Quand vous étiez enfant, vous a-t-on appris que se vanter était mal vu ou qu’il était impoli de parler de soi ? Vous a-t-on appris que si vous travailliez dur et vous concentriez sur vos objectifs, les autres finiraient par voir vos efforts et que vous seriez alors justement récompensé ? Voici les croyances que, souvent, nos parents ou nos professeurs nous ont transmises. Et si c’était peut-être vrai pour eux, dans le monde d’aujourd’hui, ce n’est plus comme ça que ça marche. Si vous ne le communiquez pas, comment vos managers ou clients sauront exactement quelle a été votre contribution dans un succès collectif ? Nous avons donc parfois cette idée que notre ego, la vision que nous avons de nous, de nos capacités et compétences est notre ennemi parce que trop “boosté” en grande école, ou trop diminué en classe préparatoire. Alors oui, si nous ne savons pas le gérer, notre égo individuel ou “collectif” peut nous faire prendre des décisions catastrophiques. C’est ce qui est arrivé au hedge fund Long-Term Capital Management, fondé en 1994. Il réunissait une “dream team” composée de prix Nobel d’économie et d’experts en banque d’investissemment. Il connut un magnifique succès au début mais succomba rapidement à la fierté sur-dimensionnée de ses fondateurs dont le modèle financier ultra-sophistiqué ne parvint pas à anticiper correctement certaines valeurs relatives d’actif.
1. Assumer son ego, la clé du succès
Qu’est ce que l’ego : c’est la représentation qu’un individu a de lui-même, une certaine conscience de ses capacités, de ses compétences et de son positionnement au sein de la société. C’est aussi une envie de se dépasser pour atteindre les meilleurs résultats et obtenir une reconnaissance, qu’elle soit personnelle, sociale, familiale, financière. Donc notre ego est extrêmement utile pour évoluer et nous transformer pour être au top dans notre job. Par exemple, avec un fort ego, nous n’allons pas nous arrêter au premier succès. Cela aurait été dommage que Mark Zuckerberg se soit contenté du succès que Facebook a rencontré au sein d’Harvard et qu’il n’ait pas tenté de l’ouvrir au reste du monde, non ?
La promesse produit, au sens marketing du terme, de votre “ego professionnel” est le “personal branding”. Le fondateur d’Amazon, Jeff Bezos, a dit ainsi “votre marque correspond à ce que les gens disent de vous quand vous n’êtes pas là”. Et malgré tout ce qu’on peut nous dire sur la modestie et l’humilité, une récente étude a montré que lors d’un entretien d’embauche, ceux qui savent parler d’eux et se vanter (sans trop en faire bien sur) sont perçus bien plus positivement que ceux qui se présentent d’une manière modeste.

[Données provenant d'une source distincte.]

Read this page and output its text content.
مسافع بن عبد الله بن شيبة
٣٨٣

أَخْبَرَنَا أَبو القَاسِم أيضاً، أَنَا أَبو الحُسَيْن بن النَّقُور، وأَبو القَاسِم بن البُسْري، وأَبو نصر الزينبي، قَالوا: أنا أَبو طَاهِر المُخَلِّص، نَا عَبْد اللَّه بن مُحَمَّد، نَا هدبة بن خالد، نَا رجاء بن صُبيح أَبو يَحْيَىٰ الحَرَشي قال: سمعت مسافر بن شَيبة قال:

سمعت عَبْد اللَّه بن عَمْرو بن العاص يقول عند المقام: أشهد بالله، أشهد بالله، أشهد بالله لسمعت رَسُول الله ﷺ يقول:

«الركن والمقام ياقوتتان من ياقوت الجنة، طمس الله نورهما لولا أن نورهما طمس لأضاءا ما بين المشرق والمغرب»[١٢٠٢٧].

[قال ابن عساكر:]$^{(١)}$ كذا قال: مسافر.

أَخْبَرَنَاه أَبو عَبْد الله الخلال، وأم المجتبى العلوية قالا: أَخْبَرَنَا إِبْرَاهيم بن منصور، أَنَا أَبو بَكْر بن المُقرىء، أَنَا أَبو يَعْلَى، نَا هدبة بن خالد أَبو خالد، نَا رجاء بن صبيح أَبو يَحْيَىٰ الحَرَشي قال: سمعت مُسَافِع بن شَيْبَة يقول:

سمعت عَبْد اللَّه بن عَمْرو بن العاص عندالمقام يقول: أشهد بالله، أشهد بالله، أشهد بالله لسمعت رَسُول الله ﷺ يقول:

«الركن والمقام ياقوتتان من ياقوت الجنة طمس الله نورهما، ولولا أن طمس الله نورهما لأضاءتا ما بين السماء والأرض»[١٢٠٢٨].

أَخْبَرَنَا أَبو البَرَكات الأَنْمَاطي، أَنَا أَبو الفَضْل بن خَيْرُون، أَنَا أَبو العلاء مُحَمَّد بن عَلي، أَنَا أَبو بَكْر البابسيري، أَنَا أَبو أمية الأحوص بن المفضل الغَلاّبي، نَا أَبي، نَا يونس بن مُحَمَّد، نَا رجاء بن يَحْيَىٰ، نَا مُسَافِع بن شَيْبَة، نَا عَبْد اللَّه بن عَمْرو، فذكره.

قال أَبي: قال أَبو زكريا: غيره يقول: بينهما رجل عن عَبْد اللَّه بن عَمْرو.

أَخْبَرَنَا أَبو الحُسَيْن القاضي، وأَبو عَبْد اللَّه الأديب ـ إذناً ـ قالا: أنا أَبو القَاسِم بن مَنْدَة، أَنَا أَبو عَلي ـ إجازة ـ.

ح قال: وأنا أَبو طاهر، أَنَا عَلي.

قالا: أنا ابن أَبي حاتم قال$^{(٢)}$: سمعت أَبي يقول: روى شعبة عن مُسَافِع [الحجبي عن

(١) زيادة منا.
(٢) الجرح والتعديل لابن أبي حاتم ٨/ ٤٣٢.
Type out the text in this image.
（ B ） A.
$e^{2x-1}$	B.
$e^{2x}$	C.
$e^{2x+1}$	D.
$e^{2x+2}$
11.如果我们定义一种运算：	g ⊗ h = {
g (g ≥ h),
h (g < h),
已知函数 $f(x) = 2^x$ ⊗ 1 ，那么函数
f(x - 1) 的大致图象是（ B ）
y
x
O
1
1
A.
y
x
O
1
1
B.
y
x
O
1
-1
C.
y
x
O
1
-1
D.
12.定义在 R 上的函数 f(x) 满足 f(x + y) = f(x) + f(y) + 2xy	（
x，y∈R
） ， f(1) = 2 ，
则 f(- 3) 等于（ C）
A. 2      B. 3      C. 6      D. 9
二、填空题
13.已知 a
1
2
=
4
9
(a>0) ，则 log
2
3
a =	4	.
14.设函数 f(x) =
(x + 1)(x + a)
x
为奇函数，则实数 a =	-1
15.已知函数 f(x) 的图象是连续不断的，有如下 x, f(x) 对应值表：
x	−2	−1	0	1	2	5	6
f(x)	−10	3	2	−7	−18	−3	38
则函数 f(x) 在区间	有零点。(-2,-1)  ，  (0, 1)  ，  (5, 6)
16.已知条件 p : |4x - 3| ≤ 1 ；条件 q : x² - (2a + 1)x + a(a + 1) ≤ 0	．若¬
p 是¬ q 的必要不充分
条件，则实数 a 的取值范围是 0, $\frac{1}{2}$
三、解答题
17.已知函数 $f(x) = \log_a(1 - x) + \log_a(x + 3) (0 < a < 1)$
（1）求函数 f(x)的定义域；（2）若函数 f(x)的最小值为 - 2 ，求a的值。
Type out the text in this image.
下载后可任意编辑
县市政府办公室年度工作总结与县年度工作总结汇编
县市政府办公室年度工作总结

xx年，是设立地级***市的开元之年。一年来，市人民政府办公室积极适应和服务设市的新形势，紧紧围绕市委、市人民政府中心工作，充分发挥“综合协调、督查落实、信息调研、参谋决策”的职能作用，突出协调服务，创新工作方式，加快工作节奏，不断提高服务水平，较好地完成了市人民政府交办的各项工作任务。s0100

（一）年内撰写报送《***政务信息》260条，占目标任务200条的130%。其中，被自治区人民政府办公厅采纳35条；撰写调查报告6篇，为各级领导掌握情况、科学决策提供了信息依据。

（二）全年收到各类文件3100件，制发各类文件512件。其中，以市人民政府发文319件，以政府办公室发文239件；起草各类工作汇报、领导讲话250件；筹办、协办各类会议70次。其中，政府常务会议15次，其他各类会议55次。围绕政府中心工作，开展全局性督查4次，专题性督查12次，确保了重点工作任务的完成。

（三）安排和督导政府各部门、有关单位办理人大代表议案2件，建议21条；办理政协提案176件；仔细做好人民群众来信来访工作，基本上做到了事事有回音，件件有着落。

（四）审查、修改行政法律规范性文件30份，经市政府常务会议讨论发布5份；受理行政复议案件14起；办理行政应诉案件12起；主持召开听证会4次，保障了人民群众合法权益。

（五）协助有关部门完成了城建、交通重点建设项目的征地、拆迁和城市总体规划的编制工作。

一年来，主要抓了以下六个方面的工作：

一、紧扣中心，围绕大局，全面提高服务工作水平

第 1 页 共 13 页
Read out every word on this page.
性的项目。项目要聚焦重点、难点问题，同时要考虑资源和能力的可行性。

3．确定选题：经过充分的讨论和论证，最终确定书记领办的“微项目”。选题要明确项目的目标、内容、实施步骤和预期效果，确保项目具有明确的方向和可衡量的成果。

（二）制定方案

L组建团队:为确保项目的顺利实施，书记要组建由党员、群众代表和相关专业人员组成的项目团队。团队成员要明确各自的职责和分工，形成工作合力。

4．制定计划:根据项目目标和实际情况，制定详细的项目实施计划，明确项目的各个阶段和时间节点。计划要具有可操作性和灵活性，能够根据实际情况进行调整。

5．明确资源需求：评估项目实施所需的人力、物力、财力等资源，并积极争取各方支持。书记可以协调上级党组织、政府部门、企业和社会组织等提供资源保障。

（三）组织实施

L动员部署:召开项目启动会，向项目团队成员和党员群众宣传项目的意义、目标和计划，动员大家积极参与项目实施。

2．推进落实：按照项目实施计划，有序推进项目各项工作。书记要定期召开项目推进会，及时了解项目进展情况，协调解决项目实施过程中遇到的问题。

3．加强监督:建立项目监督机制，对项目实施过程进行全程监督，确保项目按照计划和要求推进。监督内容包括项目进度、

Notre ego bien marketé, à partir de nos succès passés, nous permettra d’attirer les bonnes personnes, projets ou clients , qui nous aiderons à construire les prochaines réussites et développer notre communauté de succès.
Une autre croyance assez répandue autour de l’ego est que les hommes ont bien plus tendances a en avoir un sur-dimensionné que les femmes. Plusieurs études viennent soutenir cette idée en montrant que, quand les hommes attribuent leurs succès à leur compétences propres, les femmes ont tendances à dire qu’elles “ont eu de la chance” ou que “n’importe qui aurait pu le faire”. Mais posez vous la question : quelles raisons auraient votre boss de vous récompenser pour vos succès si ceux-ci ne sont liés qu’à la chance ? C’est encore le moment de laisser votre ego vous aider à vous approprier vos succès et à les communiquer !
2. … Tant qu’on sait le gérer
Cependant, l’ego ne déroge pas à la règle “le mieux est l’ennemi du bien” et il faut faire attention à ne pas le laisser prendre trop de place. Si vous avez l’impression que vous êtes entouré de collaborateurs incompétents, si vous n’acceptez plus qu’on puisse être en désaccord avec votre opinion (alors que les chiffres ne plaident pas en votre faveur), si vous n’écoutez plus personnes, il est fort probable que vous ne gériez plus votre ego.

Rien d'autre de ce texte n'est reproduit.